Defizit von 1,4 Billionen Dollar
Defizit von 1,4 Billionen Dollar ©APA (epa/Archiv)
Die Wirtschafts- und Finanzkrise wird den USA aller Voraussicht nach ein Rekord-Budgetdefizit von 1,4 Billionen Dollar (953 Mrd. Euro) bescheren.

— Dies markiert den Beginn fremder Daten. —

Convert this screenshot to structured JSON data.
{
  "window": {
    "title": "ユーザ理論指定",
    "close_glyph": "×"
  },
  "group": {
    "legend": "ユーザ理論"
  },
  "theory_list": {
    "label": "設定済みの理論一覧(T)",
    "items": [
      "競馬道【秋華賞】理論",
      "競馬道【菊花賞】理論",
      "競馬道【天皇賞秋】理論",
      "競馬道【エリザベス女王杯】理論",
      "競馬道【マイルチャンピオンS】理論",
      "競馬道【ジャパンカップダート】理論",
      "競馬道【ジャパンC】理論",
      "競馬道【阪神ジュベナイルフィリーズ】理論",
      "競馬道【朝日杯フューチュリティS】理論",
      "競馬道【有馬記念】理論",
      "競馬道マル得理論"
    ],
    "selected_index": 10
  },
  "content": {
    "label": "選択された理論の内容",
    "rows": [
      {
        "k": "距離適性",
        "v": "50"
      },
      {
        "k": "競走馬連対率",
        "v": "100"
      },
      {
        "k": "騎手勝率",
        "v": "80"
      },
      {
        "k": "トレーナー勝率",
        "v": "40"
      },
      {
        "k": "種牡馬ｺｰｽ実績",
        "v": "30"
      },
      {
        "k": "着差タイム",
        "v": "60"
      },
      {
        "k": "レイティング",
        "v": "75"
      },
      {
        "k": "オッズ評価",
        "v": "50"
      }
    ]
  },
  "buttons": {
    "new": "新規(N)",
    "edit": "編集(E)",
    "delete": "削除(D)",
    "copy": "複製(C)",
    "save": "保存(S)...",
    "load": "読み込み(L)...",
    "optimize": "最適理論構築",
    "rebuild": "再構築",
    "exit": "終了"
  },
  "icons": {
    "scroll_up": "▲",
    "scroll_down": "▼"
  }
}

Grund für den starken Anstieg seien die zahlreichen Bankenpleiten sowie die durch die Wirtschaftskrise bedingten Konjunkturprogramme sowie die einbrechenden Steuereinnahmen, teilte die zuständige Kongressabteilung am Mittwoch mit.

Das Budgetloch hat sich damit im Vergleich zum Vorjahr verdreifacht und mit voraussichtlich 9,9 Prozent des Bruttoinlandsproduktes einen Tiefstand erreicht wie seit dem Zweiten Weltkrieg nicht mehr. Die offiziellen Budgetzahlen für das Jahr per 30. September sollen noch in diesem Monat vorgelegt werden.

Ursachen für das riesige Loch im Budget sind unter anderem die milliardenschweren Rettungspakete für die ins Trudeln geratenen Banken, die staatliche Übernahme der Immobilienfinanzierer Fannie Mae und Freddie Mac, das Paket der Regierung von Präsident Obama zur Ankurbelung der Wirtschaft im Umfang von 200 Milliarden Dollar und die angesichts der Rezession eingebrochenen Steuereinnahmen.

Die Schätzungen des Budgetbüros des Kongresses wurden zwar bereits erwartet, sie setzen die Regierung von Präsident Obama aber erheblich unter Druck. Denn mit den tiefroten Zahlen im Hintergrund dürfte es im Kongress deutlich schwieriger werden, die geplante Gesundheitsreform durchzusetzen, die in den kommenden zehn Jahren nochmals 900 Milliarden Dollar kosten soll.

Die Regierung hat schon zugesagt, sich mit aller Kraft um die Reduzierung des Defizits zu bemühen, sobald das Finanzsystem stabilisiert und die Rezession vorüber ist. Ziel sei es, das Defizit auf drei Prozent des Bruttoinlandsprodukts zu senken. Ökonomen sorgen sich aber, dass das Defizit den Druck erhöhen könnte, schon bald die Zinsen zu erhöhen.